At this moment, Yozgat slumped to the floor, fatally wounded.
A poster on the phone booth's glass door blocked the Iraqi witness's view of the crime scene. Shortly thereafter, he says that he saw through a slit a "muscular man, roughly 180 cm tall (nearly 6 foot), wearing light-colored clothing," who glanced at the desk and was in a hurry.
If the Iraqi's statement is true, then the unknown man must have still been logged onto his computer at the time of the killing. Did he see the murder? Did he leave the Internet café out of fear of being discovered at the scene of the crime?
A few minutes later, the victim's father, Ismail Yozgat, entered the store. "My son! My son!" he shouted when he discovered Halit behind the desk.
The Fifth Man
It took nearly two weeks for police to discover the mysterious fifth man. Investigators tracked him down thanks to his online communication on the iLove dating site. Although the unknown man always logged on under the pseudonym "wildman70," he had provided his real cell phone number, which led investigators to Andreas T., the intelligence agency operative.
The agent at first denied even having been at the scene of the crime at the time in question. He claimed that he had been at the Internet café one day before the murder. Finally, he had to correct his earlier statement, but still maintained that he had left the premises before the shots were fired.
Investigators were incredulous: If T.'s version of events were correct, the killers would have had a maximum of 41 seconds to carry out the crime. Police specialists concluded that this was possible, but extremely unlikely.
For the homicide division, the man from the domestic intelligence agency was now their main suspect. They researched his past and discovered that he had pursued a low-key but steady career with the Hesse Office for the Protection of the Constitution.
'Extremely Motivated'
Andreas T., who is 45 today, worked his way up through the ranks.

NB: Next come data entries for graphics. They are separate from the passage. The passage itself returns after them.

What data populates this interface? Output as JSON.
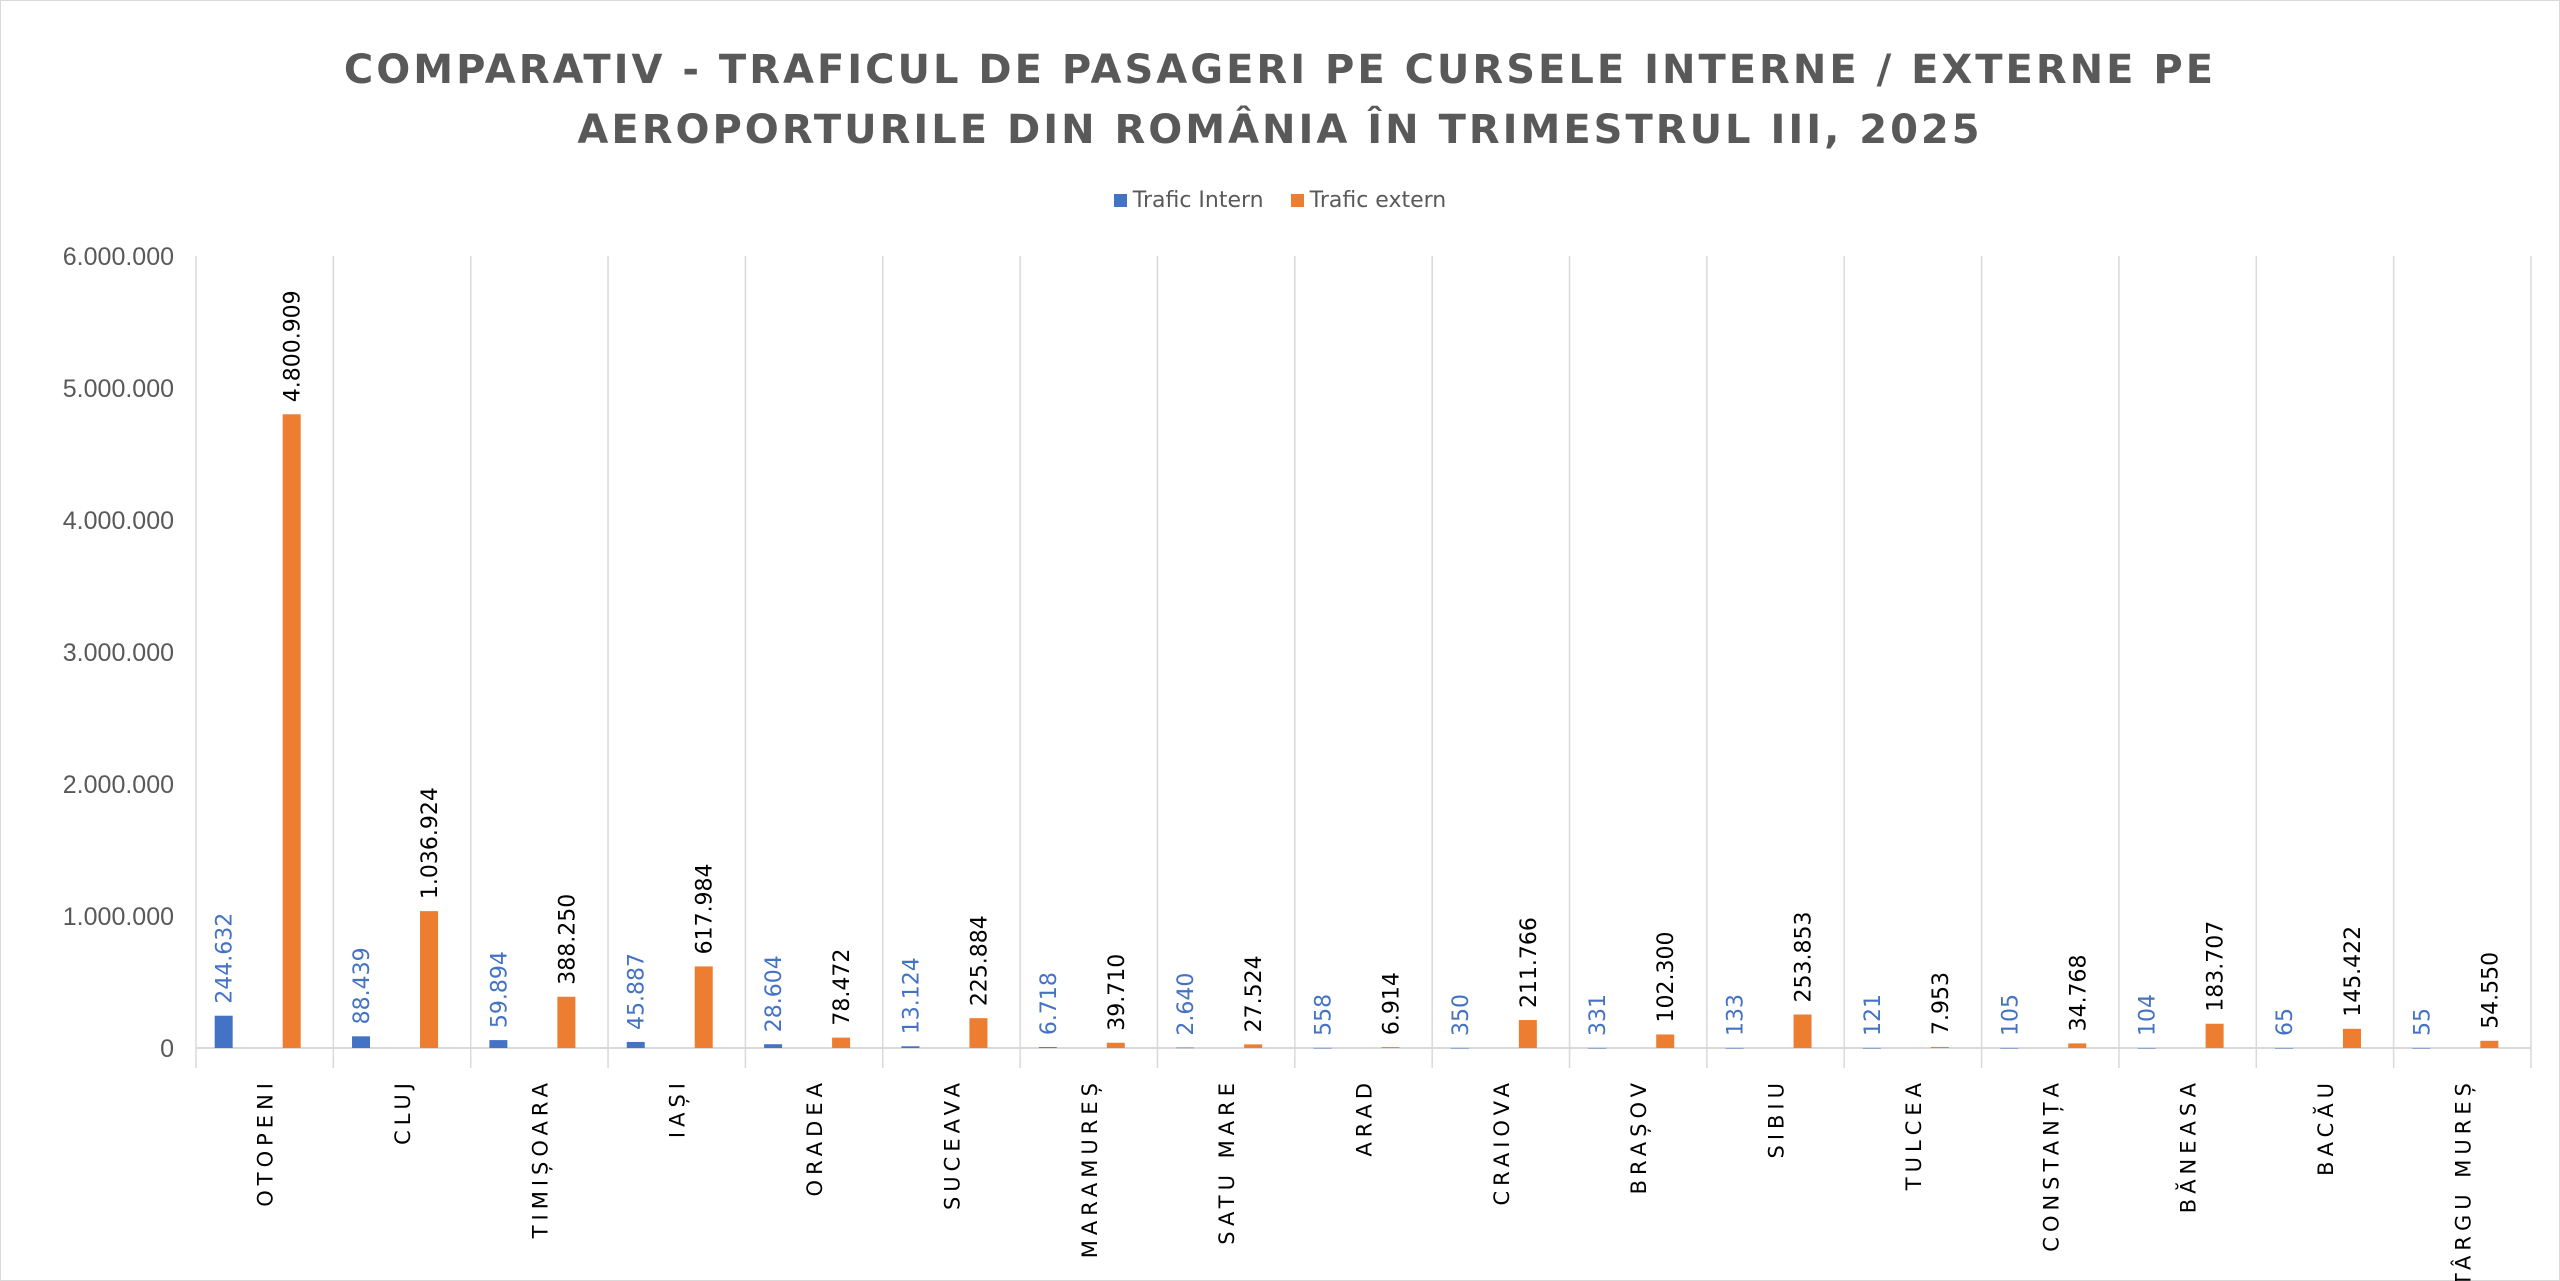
{
  "chart_data": {
    "type": "bar",
    "title_line1": "COMPARATIV - TRAFICUL DE PASAGERI PE CURSELE INTERNE / EXTERNE PE",
    "title_line2": "AEROPORTURILE DIN ROMÂNIA ÎN TRIMESTRUL III, 2025",
    "legend_position": "top",
    "ylim": [
      0,
      6000000
    ],
    "yticks": [
      0,
      1000000,
      2000000,
      3000000,
      4000000,
      5000000,
      6000000
    ],
    "ytick_labels": [
      "0",
      "1.000.000",
      "2.000.000",
      "3.000.000",
      "4.000.000",
      "5.000.000",
      "6.000.000"
    ],
    "categories": [
      "OTOPENI",
      "CLUJ",
      "TIMIȘOARA",
      "IAȘI",
      "ORADEA",
      "SUCEAVA",
      "MARAMUREȘ",
      "SATU MARE",
      "ARAD",
      "CRAIOVA",
      "BRAȘOV",
      "SIBIU",
      "TULCEA",
      "CONSTANȚA",
      "BĂNEASA",
      "BACĂU",
      "TÂRGU MUREȘ"
    ],
    "series": [
      {
        "name": "Trafic Intern",
        "color": "#4472c4",
        "values": [
          244632,
          88439,
          59894,
          45887,
          28604,
          13124,
          6718,
          2640,
          558,
          350,
          331,
          133,
          121,
          105,
          104,
          65,
          55
        ],
        "labels": [
          "244.632",
          "88.439",
          "59.894",
          "45.887",
          "28.604",
          "13.124",
          "6.718",
          "2.640",
          "558",
          "350",
          "331",
          "133",
          "121",
          "105",
          "104",
          "65",
          "55"
        ]
      },
      {
        "name": "Trafic extern",
        "color": "#ed7d31",
        "values": [
          4800909,
          1036924,
          388250,
          617984,
          78472,
          225884,
          39710,
          27524,
          6914,
          211766,
          102300,
          253853,
          7953,
          34768,
          183707,
          145422,
          54550
        ],
        "labels": [
          "4.800.909",
          "1.036.924",
          "388.250",
          "617.984",
          "78.472",
          "225.884",
          "39.710",
          "27.524",
          "6.914",
          "211.766",
          "102.300",
          "253.853",
          "7.953",
          "34.768",
          "183.707",
          "145.422",
          "54.550"
        ]
      }
    ]
  }
}
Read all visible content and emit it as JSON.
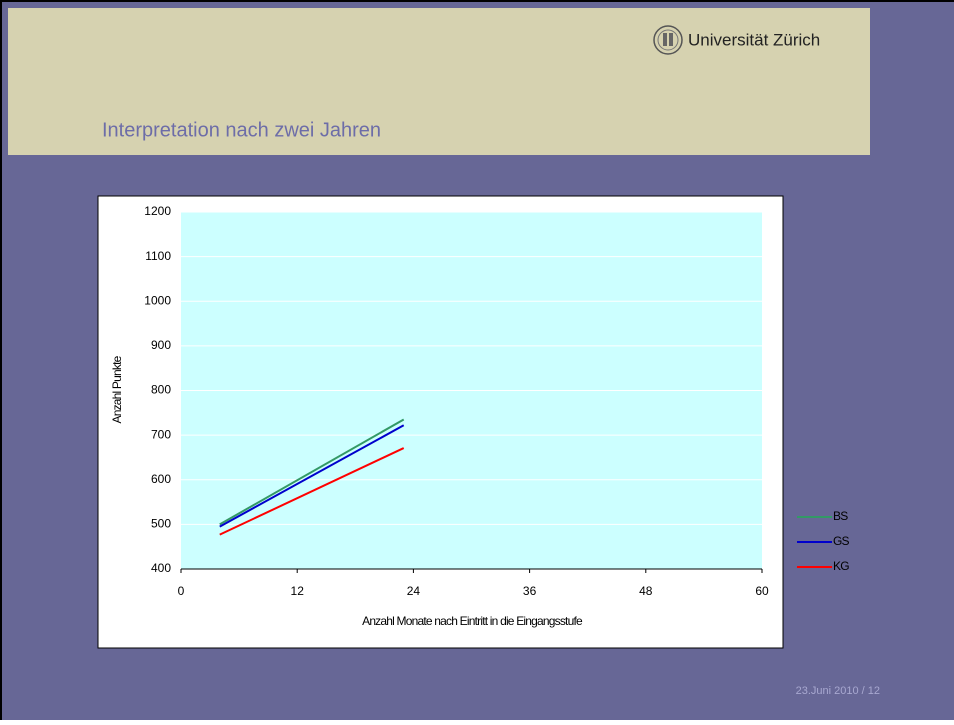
{
  "slide": {
    "title": "Interpretation nach zwei Jahren",
    "logo": "Universität Zürich",
    "footer": "23.Juni 2010  /  12"
  },
  "chart_data": {
    "type": "line",
    "x": [
      4,
      23
    ],
    "series": [
      {
        "name": "BS",
        "color": "#339966",
        "values": [
          500,
          735
        ]
      },
      {
        "name": "GS",
        "color": "#0000cc",
        "values": [
          495,
          722
        ]
      },
      {
        "name": "KG",
        "color": "#ff0000",
        "values": [
          477,
          671
        ]
      }
    ],
    "xlabel": "Anzahl Monate nach Eintritt in die Eingangsstufe",
    "ylabel": "Anzahl Punkte",
    "xlim": [
      0,
      60
    ],
    "xticks": [
      0,
      12,
      24,
      36,
      48,
      60
    ],
    "ylim": [
      400,
      1200
    ],
    "yticks": [
      400,
      500,
      600,
      700,
      800,
      900,
      1000,
      1100,
      1200
    ],
    "grid": true,
    "legend": "right"
  }
}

After leaving school, he joined the German military, the Bundeswehr, then became a postal clerk, and finally landed a job with the Office for the Protection of the Constitution, where he started out as an observer in Offenbach near Frankfurt in 1994. In 1998, he became an investigator at the Kassel branch of the organization, then gradually managed to improve his position until he was promoted to chief inspector.
T. is described as a withdrawn person who is "extremely motivated and ambitious," in the words of one of his colleagues. He was a bit of a loner who maintained a secondary residence at his parents' place and had few friends.
When his relationship fell apart in early 2000, T. realized that he had "hardly any social contacts," as he admitted. In an effort to change something in his life, he joined the Hegelsberg Gun Club. He didn't tell his parents or, later, even his wife about his hobby.
When his apartment was searched after the murder, police found a Smith & Wesson .22 caliber revolver, a Heckler & Koch .45 caliber pistol, a Beretta 9 mm and a Fabrica de Armas rifle, plus shotgun cartridges and blank ammunition, a baseball bat, brass knuckles and a knife. T. had a license for the guns, but not for some of the ammunition.